夕焼け小焼けで 日が暮れてぇ〜 ♪ 山のお寺の 鐘が鳴る〜 ♪ お〜手々 つないで みな帰ろう〜〜 ♪ からすといっしょに かえりましょ 〜〜ぉぉ ♪
「いいねえ〜〜。あんた上手だねぇ〜!」 「ありがとうございます。」 「あんた、歌手になったほうがいいんじゃない。」 「そうですか?」 「かえりましょ 〜〜ぉぉって言うところを、かえりまひょ 〜〜って、唄ってくんない。」 「はい。」 「そこだけでいいよ。」 「はい。」
かえりまひょ 〜〜 ♪
「いいね、いいねぇ!」 「アンコールに答えて、もう一度。
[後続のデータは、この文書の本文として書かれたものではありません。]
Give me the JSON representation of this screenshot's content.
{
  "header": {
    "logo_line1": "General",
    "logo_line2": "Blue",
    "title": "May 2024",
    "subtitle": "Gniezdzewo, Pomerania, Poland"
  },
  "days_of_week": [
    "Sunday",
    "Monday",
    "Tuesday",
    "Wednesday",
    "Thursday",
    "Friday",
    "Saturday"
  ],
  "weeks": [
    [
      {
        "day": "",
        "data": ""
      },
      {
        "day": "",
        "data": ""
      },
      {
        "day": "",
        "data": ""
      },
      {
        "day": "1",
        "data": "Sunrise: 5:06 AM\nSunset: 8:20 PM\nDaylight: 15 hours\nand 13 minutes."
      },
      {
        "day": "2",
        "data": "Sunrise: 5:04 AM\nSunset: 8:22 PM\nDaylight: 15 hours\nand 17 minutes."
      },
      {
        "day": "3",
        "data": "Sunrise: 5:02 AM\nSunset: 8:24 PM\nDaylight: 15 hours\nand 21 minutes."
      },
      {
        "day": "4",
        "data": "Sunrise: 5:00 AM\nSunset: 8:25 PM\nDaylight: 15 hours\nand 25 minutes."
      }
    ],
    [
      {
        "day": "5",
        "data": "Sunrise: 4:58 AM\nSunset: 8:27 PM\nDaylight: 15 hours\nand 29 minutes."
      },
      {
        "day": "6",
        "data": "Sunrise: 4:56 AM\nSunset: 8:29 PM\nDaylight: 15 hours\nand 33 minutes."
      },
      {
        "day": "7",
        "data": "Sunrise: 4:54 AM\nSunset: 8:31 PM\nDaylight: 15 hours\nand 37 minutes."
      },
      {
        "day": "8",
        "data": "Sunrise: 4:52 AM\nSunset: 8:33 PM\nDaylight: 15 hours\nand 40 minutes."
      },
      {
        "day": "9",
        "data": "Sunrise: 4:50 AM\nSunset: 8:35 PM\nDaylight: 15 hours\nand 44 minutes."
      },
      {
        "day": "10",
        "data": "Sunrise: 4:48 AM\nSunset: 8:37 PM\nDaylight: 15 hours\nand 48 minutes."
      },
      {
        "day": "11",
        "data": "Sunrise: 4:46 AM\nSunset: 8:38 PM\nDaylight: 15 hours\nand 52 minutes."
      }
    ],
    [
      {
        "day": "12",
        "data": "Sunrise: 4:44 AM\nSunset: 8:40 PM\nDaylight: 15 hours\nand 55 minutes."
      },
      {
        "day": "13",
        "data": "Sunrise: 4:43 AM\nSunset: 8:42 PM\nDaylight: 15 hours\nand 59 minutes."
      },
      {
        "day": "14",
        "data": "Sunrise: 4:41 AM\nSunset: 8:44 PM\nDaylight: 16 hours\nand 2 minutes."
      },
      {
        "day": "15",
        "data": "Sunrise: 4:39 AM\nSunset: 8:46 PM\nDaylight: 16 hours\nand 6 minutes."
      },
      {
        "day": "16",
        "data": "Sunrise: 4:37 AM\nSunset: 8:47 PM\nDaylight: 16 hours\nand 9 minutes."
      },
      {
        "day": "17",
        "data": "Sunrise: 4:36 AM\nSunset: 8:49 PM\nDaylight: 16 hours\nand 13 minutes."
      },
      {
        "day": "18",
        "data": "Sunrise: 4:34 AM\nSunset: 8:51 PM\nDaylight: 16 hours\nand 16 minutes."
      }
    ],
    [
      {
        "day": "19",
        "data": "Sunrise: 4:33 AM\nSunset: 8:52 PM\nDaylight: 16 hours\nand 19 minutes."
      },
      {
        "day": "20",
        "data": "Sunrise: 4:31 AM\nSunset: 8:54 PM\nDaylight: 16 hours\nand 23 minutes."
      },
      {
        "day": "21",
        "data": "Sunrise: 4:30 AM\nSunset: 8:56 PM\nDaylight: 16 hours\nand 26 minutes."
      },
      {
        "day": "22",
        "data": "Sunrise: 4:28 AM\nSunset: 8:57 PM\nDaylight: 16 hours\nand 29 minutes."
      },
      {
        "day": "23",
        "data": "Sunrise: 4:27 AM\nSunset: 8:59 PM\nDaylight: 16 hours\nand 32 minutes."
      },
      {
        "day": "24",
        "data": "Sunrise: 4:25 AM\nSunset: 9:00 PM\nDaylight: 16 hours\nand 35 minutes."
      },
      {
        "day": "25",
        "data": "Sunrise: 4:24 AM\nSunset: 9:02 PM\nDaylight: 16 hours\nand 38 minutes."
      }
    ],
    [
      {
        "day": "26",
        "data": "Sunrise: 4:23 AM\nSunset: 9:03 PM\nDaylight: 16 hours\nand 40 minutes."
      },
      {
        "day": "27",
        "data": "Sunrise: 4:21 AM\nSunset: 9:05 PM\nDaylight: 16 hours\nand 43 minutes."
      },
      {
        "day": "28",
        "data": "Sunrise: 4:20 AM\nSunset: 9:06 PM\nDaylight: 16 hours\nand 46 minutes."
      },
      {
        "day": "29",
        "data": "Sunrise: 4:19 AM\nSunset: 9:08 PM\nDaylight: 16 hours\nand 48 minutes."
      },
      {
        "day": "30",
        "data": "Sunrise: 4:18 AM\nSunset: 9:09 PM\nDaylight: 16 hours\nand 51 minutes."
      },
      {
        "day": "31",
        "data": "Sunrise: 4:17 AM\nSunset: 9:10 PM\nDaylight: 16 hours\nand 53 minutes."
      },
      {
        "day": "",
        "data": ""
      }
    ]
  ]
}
」 「もういいよ。ほんとに日が暮れちゃうよ。」 「なあんだ。」 時折、高野山の方向から、雷鳴が轟いていた。 「上と下とでは、大違いだねえ。」 「カミナリは高いところに落ちますから。ここなら大丈夫です。」 二人は、四輪操舵サイドワインダーに乗り込んだ。 「学文路(カムロ)は、こっちだったね。」 「はい。」 サイドワインダーは、水蒸気を吐きながら、ガラガラと奇妙な音を出して、学文路(カムロ)に向かって走り出した。 「左の大きな川は、何川だい?」 「紀ノ川です。奈良県側では、吉野川と言います。」 「綺麗な橋だねえ。」 「九度山橋です。」 夕陽が、紀ノ川の彼方の山々の稜線と雲を、茜色に染めていた。 「あんたの友ロボットの、お坊さんロボット、何という寺にいるんだい?」 「かむろ大師です。」 道の右側を、ローカルな電車が、のんびりしたスピードで走っていた。 「あの電車、どこまで行くんだい?」 「高野山の下の、極楽橋までです。」 「あそこまで登っていくの?」 「はい。」 「凄いねえ。」 「あっ、あそこです。」 福之助は指をさした。 「次の信号を曲がればいいんだね。」 「はい。」 サイドワインダーは、ガラガラと妙な音を立てながら、蛇のように滑りながら曲がった。 「うひひ〜〜、気持ちわりぃ〜!」 「なかなか慣れませんねえ。」 「急ハンドルだと、こうなっちゃうんだよ、これ。」 駐車場は、意外と広かった。 「なんだ、誰も止めてないじゃん。」 「そうですねえ。」 駐車場を、お坊さんの服を着たロボットが掃除をしていた。サイドワインダーを見て、近づいてきた。 「すみませ〜〜ん、駐車は六時までなんで〜〜す!」 福之助は、ドアを開けた。そして降りた。 「ひょっとこ丸〜〜〜!」 お坊さんロボットは、福之助に駆け寄ってきた。 「福之助〜〜〜!」 ひょっとこ丸と福之助は、両手を軽く上げると、ハイタッチをした。ロボットの挨拶だった。 「ひょっとこ丸、久しぶりだなあ〜!」 「福之助〜〜、なぁにやっとんだ、こんなとこでよ〜!?」 「仕事だよ、仕事。」 「十年ぶりかいの〜!」 「十年と二ヶ月二十二日十五時間五十三分三十一秒ぶりだよ〜!」 「相変わらず、几帳面なやっちゃで〜!」 「曖昧表現回路が、おまえのと違うんだよ。」 「おまえは、理数系だったさかいな〜。」